Vergeltung, realizing he had messed up one of the rules of a good detective – having his prey not trust him – blurted out his name, breaking another rule by doing so – always remaining anonymous. “Me? I’m Vergeltung the third! The greatest catective in existence! If you have suspicions of any dark dealing, I am the cat for the job!”

“…uuu…” – “Bastard! Didn’t we already pay for our so-called ‘crimes’ that right out the gate, a detective is thrown at our feet? You made Baka cry! Don’t you have any shame?!”

“Hum, ha? No huh?”

“NO HUH?!?! So, you really don’t have any shame!” – “S-stop brother…You’re scaring me…He’s sister’s pet. We should hear what he has to say…I think…”

Kirmira was getting ready to jump on Vergeltung but was stopped by his brother. The catective not deterred in the slightest saw this as a chance and pushed on. “I want to know where we are more than who you are. We must find a way to get out more than unearthing your dirty secrets.”

“See Ki. Sister wouldn’t hang with bad people.” – “Alright alright. We are now in Vaitarna. Nothing too hard, just cross the river and you’re out. After that, I guess there will be another room called Taptakumbha *SLAP* Buuuhuu---” the last word of the rakshasa caused him to be slapped violently by his brother who was as red as a beet. Kirmira, who had a red imprint on his face, was completely knocked out by his brother.

“Hmmm…so, what is that Taptakumbha?” asked the cat, forgetting what curiosity does to his kind.

The teary-eyed rakshasa had a scary expression on his face as dark miasma spun around him. “F-f-forget it…” he said in a whisper.

The miasma which the cat couldn’t see engulfed him and he was made to forget anything related to this place. “So, after crossing this river, how do we leave?”

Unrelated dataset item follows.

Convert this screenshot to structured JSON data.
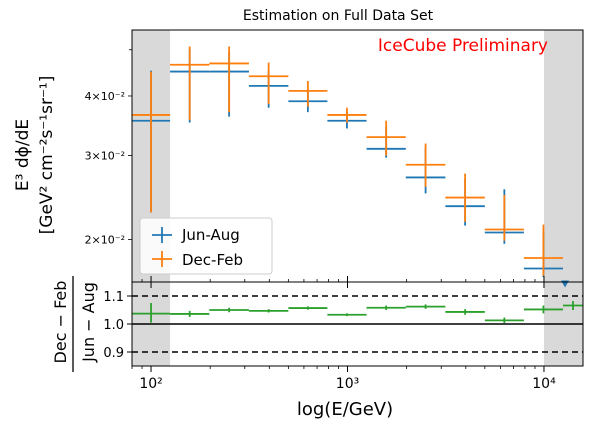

The tears and scary expression on the young boy’s face instantly disappeared and he responded with a strange smile that hid many things. “Then, we kill Paundraka, and this place collapses on itself after bringing everyone outside.” Bakasura felt someone looking at him and his head instantly turned to look at one of the snakes that had been listening since the beginning. His eyes and smile told everything without him needing to say it: “Forget about Taptakumbha. Or else…”

“She’s awake,” said Fi who had suddenly appeared close by. “Whatever you do with your brother is up to you. But don’t do that(slapping) to Tsuki.” The spirit was just ambiguous enough that the rakshasa misunderstood what she said.

He began overheating, with his face now tainted by an impressive redness as tears fell down his panicking eyes and caused his mind to shut down, and fall in the water unconscious next to his brother.

“…Vergeltung, make sure they are clean and don’t let them drown…” said Hoomaikai who felt as if a new burden appeared.